Malkin blames Empire State Building’s tourism slump on weather, not 1 WTC
1.8 million people visited the tower’s observation deck in first half of year
The Empire State Building’s observation deck saw a decline in visitors in the first half of the year, but its landlord insists that has nothing to do with competition from the newly-opened observatory at One World Trade Center.
By June 30, 1.8 million visitors made it to the top of the landmark tower, down 4.7 percent from 1.9 million in the first half of 2014, Empire State Realty Trust revealed in a quarterly earnings call Thursday morning. Revenue from the observation deck was up by 0.7 percent in the recent quarter to $30.6 million, a slower growth than in previous quarters.
The company’s CEO Anthony Malkin argued attendance was down because of an unusually high number of bad-weather weekends and a slump in the number of international visitors to New York City. On the call, he had to field a barrage of questions from analysts on whether attendance was also impacted by the opening of the rival observation deck at One World Trade Center on May 29 – a notion he dismissed.
“On One World Trade Center, we continue to believe that the downtown day is different day from the Midtown day for a New York City tourist,” he said. The company did not reveal any detailed information on whether attendance has changed since the opening of One World Trade Center, but Malkin insisted he closely follows public attendance records at the rival observation deck and that the Empire State Building is outperforming it.
“Candidly, we think we’ll have a better idea of (One World Trade Center’s) impact on our performance by the end of this year,” he added.

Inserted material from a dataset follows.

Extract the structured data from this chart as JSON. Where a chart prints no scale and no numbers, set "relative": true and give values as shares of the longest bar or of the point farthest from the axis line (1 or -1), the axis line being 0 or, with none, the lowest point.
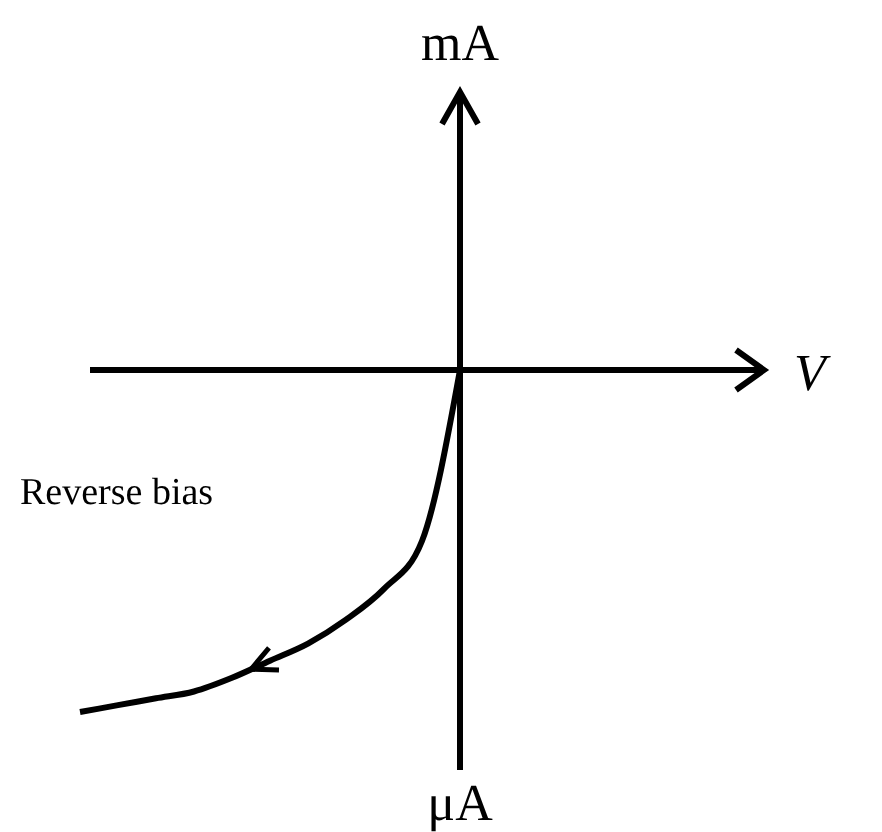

Asked by an analyst if the real estate investment trust is considering selling the observation deck, Malkin responded: “I think you have to be absolutely insane to separate a business that has such an impact on your building from the ownership of the building.”
He said the company wants to stay in the observatory business because it’s not capital-intensive, and produces steady income independent of the office market.
“We like it,” Malkin said. “We like it a bunch.”